Obama recently announced his plan to pull out all but 9,800 American troops from Afghanistan by the end of 2014, effectively ending the 13-year war. There are about 49,000 U.S. and international troops now in Afghanistan. Of those, 32,800 are Americans.

Retired Gen. Jack Keane echoed McCain’s comments, telling Fox News that the U.S. did not do what it should have in Iraq.

“We did not provide a residual force and we did not have the kind of relationship with [Prime Minister Nouri] Maliki we should have… to save him from himself,” Keane said.

In Mosul, militants seized control of the governor’s office, TV stations and the airport as soldiers abandoned their posts and residents scrambled to get out of the line of fire. The United Nation’s International Organization for Migration said violence in recent days has “displaced over 500,000 Iraqis within and outside the city of Mosul.”
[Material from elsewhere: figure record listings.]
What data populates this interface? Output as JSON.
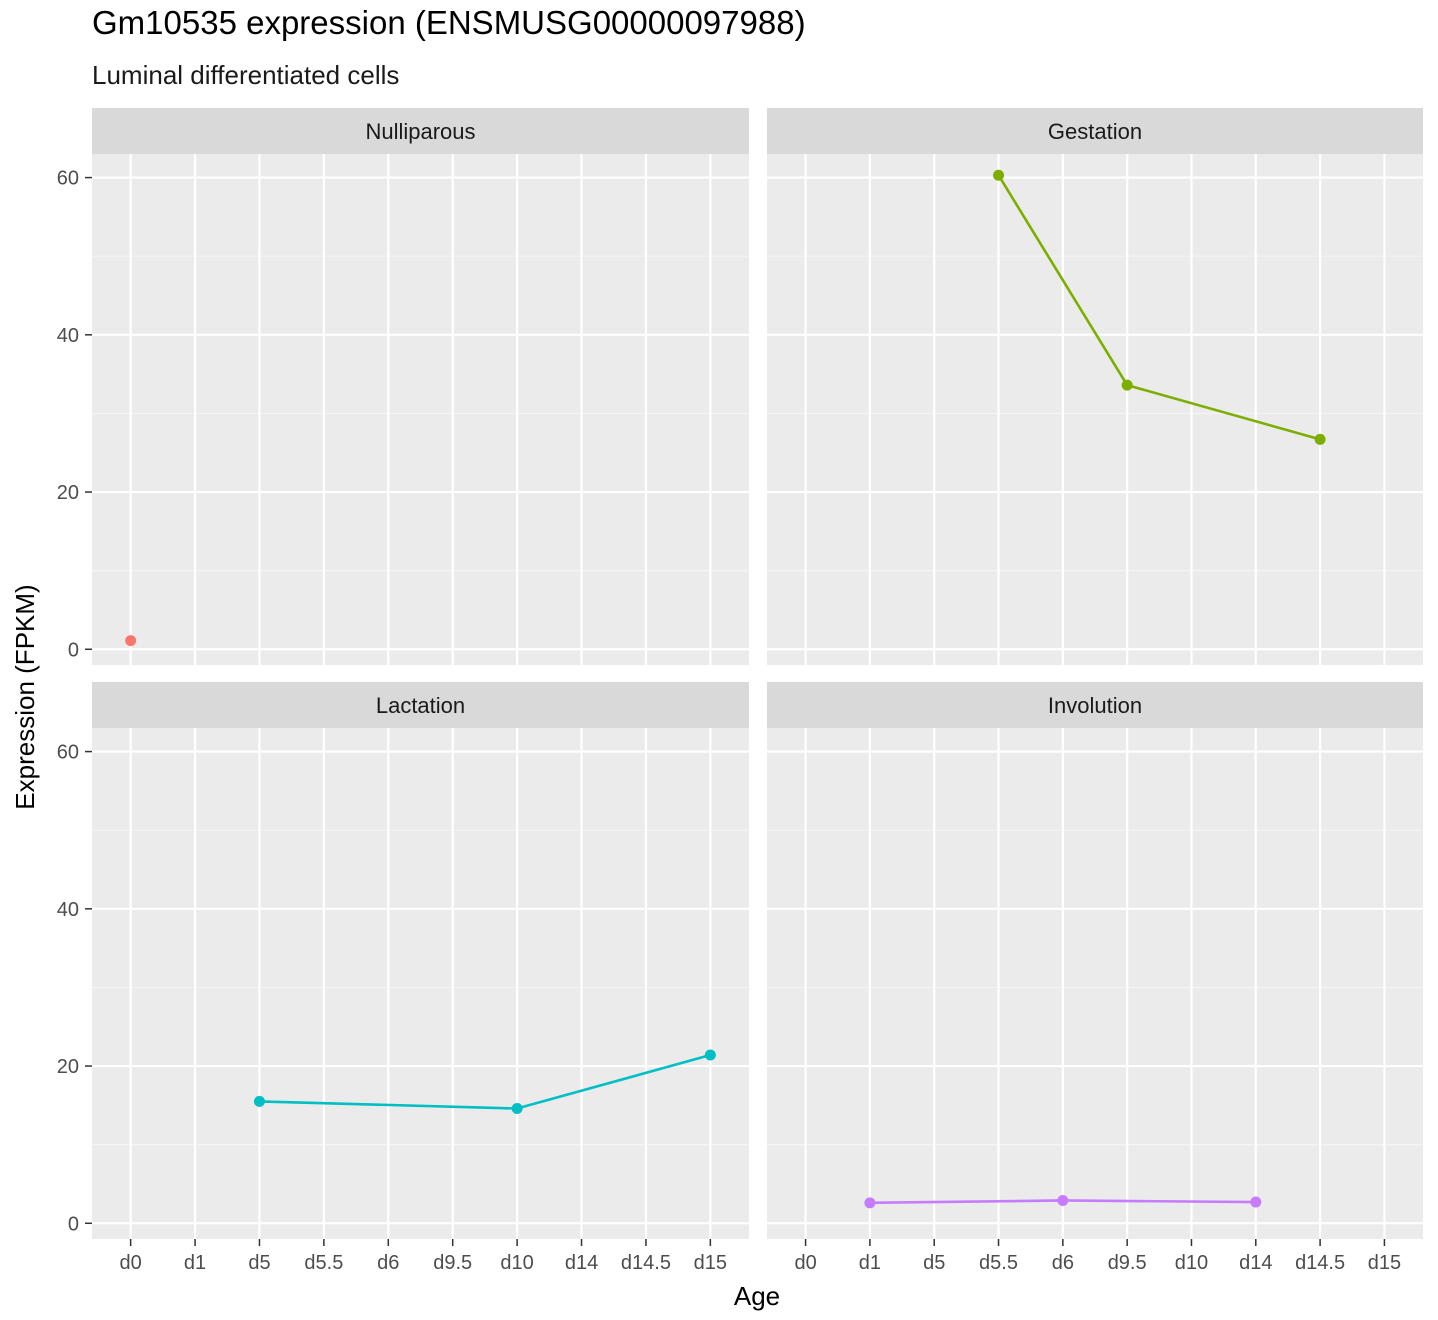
{
  "title": "Gm10535 expression (ENSMUSG00000097988)",
  "subtitle": "Luminal differentiated cells",
  "chart_data": {
    "type": "line",
    "xlabel": "Age",
    "ylabel": "Expression (FPKM)",
    "ylim": [
      -2,
      63
    ],
    "y_ticks": [
      0,
      20,
      40,
      60
    ],
    "categories": [
      "d0",
      "d1",
      "d5",
      "d5.5",
      "d6",
      "d9.5",
      "d10",
      "d14",
      "d14.5",
      "d15"
    ],
    "grid": true,
    "legend": "none",
    "facets": [
      {
        "name": "Nulliparous",
        "color": "#f8766d",
        "categories": [
          "d0",
          "d1",
          "d5",
          "d5.5",
          "d6",
          "d9.5",
          "d10",
          "d14",
          "d14.5",
          "d15"
        ],
        "points": [
          {
            "x": "d0",
            "y": 1.1
          }
        ]
      },
      {
        "name": "Gestation",
        "color": "#7cae00",
        "categories": [
          "d0",
          "d1",
          "d5",
          "d5.5",
          "d6",
          "d9.5",
          "d10",
          "d14",
          "d14.5",
          "d15"
        ],
        "points": [
          {
            "x": "d5.5",
            "y": 60.3
          },
          {
            "x": "d9.5",
            "y": 33.6
          },
          {
            "x": "d14.5",
            "y": 26.7
          }
        ]
      },
      {
        "name": "Lactation",
        "color": "#00bfc4",
        "categories": [
          "d0",
          "d1",
          "d5",
          "d5.5",
          "d6",
          "d9.5",
          "d10",
          "d14",
          "d14.5",
          "d15"
        ],
        "points": [
          {
            "x": "d5",
            "y": 15.5
          },
          {
            "x": "d10",
            "y": 14.6
          },
          {
            "x": "d15",
            "y": 21.4
          }
        ]
      },
      {
        "name": "Involution",
        "color": "#c77cff",
        "categories": [
          "d0",
          "d1",
          "d5",
          "d5.5",
          "d6",
          "d9.5",
          "d10",
          "d14",
          "d14.5",
          "d15"
        ],
        "points": [
          {
            "x": "d1",
            "y": 2.6
          },
          {
            "x": "d6",
            "y": 2.9
          },
          {
            "x": "d14",
            "y": 2.7
          }
        ]
      }
    ]
  }
}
The fighting that began five days ago escalated quickly with militants muscling their way onto military bases and releasing up to 1,000 prisoners from a detention center.
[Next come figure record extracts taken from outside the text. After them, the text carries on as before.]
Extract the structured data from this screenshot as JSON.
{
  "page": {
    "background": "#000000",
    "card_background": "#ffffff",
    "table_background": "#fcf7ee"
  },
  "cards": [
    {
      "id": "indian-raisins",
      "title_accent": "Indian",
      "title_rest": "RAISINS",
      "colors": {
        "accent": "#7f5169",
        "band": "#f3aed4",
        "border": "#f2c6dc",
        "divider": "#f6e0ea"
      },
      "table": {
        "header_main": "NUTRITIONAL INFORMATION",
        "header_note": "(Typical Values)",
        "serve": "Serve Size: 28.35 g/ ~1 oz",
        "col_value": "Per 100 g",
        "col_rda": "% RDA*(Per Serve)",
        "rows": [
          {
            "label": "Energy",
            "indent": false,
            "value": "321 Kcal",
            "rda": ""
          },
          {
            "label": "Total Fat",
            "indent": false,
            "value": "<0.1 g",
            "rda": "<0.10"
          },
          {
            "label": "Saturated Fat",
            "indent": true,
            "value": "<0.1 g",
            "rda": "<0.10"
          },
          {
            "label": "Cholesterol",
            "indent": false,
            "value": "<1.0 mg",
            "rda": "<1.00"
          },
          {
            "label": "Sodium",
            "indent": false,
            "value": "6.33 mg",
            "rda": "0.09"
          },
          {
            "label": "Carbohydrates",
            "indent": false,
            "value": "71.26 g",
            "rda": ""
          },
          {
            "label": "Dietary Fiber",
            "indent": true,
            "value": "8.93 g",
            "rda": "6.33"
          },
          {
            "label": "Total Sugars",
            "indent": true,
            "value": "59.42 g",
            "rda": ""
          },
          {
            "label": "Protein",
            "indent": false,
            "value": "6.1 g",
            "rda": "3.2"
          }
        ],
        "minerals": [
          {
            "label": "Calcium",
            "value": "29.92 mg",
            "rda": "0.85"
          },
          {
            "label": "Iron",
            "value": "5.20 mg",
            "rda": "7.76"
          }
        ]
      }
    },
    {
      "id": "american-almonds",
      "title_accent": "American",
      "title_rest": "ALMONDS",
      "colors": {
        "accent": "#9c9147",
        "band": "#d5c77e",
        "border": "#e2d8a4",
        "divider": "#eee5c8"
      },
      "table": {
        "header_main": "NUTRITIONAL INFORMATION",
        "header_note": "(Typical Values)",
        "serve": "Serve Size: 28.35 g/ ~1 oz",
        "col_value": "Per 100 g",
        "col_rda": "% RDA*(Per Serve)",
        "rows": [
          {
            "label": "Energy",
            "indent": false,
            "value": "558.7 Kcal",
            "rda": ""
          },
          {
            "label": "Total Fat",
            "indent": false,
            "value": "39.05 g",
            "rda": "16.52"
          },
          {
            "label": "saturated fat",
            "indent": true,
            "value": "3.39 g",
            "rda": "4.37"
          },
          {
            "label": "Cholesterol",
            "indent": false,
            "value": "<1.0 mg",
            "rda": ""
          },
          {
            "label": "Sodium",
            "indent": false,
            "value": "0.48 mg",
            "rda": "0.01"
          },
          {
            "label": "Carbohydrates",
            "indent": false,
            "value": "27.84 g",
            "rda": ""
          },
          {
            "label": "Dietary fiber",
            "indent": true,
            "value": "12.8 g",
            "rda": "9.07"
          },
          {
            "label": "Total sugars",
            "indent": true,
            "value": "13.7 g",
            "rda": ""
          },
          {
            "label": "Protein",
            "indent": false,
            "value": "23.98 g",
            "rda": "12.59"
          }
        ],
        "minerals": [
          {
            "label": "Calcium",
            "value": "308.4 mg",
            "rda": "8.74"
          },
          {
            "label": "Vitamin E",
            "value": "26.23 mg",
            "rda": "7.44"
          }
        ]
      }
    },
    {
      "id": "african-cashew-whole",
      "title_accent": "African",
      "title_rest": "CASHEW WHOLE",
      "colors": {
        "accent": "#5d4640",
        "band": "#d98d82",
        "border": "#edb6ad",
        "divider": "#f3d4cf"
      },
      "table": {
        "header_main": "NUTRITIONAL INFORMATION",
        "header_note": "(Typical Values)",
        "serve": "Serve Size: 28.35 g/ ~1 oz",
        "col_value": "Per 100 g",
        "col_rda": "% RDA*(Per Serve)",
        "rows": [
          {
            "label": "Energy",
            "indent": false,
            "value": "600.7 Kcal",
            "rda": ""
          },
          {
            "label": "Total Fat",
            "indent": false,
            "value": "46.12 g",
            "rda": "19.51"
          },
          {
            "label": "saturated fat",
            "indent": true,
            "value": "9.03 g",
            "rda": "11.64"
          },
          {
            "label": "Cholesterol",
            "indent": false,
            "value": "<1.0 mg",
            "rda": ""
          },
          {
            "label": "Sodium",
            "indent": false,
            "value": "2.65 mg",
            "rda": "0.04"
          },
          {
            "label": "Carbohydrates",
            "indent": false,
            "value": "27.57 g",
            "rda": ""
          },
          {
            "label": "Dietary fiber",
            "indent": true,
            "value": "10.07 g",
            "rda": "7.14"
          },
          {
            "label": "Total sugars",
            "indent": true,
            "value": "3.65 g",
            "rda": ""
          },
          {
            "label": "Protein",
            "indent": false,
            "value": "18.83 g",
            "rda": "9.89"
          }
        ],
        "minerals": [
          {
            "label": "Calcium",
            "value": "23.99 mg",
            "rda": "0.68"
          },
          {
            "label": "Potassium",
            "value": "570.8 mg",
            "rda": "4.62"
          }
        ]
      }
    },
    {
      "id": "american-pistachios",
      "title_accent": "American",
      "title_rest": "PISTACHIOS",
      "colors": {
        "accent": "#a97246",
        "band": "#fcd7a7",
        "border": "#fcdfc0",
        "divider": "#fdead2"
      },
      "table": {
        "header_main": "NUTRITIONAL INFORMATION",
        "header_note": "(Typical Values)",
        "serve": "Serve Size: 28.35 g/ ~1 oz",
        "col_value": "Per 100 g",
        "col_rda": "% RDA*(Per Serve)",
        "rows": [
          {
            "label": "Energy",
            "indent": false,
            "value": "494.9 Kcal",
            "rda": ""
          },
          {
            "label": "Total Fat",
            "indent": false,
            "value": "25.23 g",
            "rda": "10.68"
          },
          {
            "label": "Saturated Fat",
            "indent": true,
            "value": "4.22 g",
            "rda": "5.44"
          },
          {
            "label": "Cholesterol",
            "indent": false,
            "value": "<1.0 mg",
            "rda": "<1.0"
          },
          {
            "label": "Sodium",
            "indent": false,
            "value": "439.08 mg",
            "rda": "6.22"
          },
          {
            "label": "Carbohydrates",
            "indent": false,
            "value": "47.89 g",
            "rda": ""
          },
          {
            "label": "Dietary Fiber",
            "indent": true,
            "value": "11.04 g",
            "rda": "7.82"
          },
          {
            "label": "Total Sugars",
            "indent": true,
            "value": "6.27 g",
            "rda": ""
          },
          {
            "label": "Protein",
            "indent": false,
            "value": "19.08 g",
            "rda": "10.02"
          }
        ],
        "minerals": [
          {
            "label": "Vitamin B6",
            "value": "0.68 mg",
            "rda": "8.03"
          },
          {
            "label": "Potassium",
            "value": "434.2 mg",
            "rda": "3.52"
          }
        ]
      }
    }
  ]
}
One Interior Ministry official told Agence France-Presse that Mosul was “at the mercy of the militants.”

The sudden rise in violence prompted Prime Minister Nouri al-Maliki to declare a state of emergency.

Apart from its symbolic importance as Iraqi’s second-largest city, Mosul is also strategically important because of its proximity to Turkey and Syria.

The militants thought to be behind the bloodshed are affiliated with the Islamic State of Iraq and the Levant. The Al Qaeda-affiliated splinter groups and other militants have also strengthened their hold on parts of Iraq’s western Anbar province, which includes the city of Fallujah and parts of Ramadi since late last year. The government has been slow to respond and even slower in its campaign to dismantle the groups.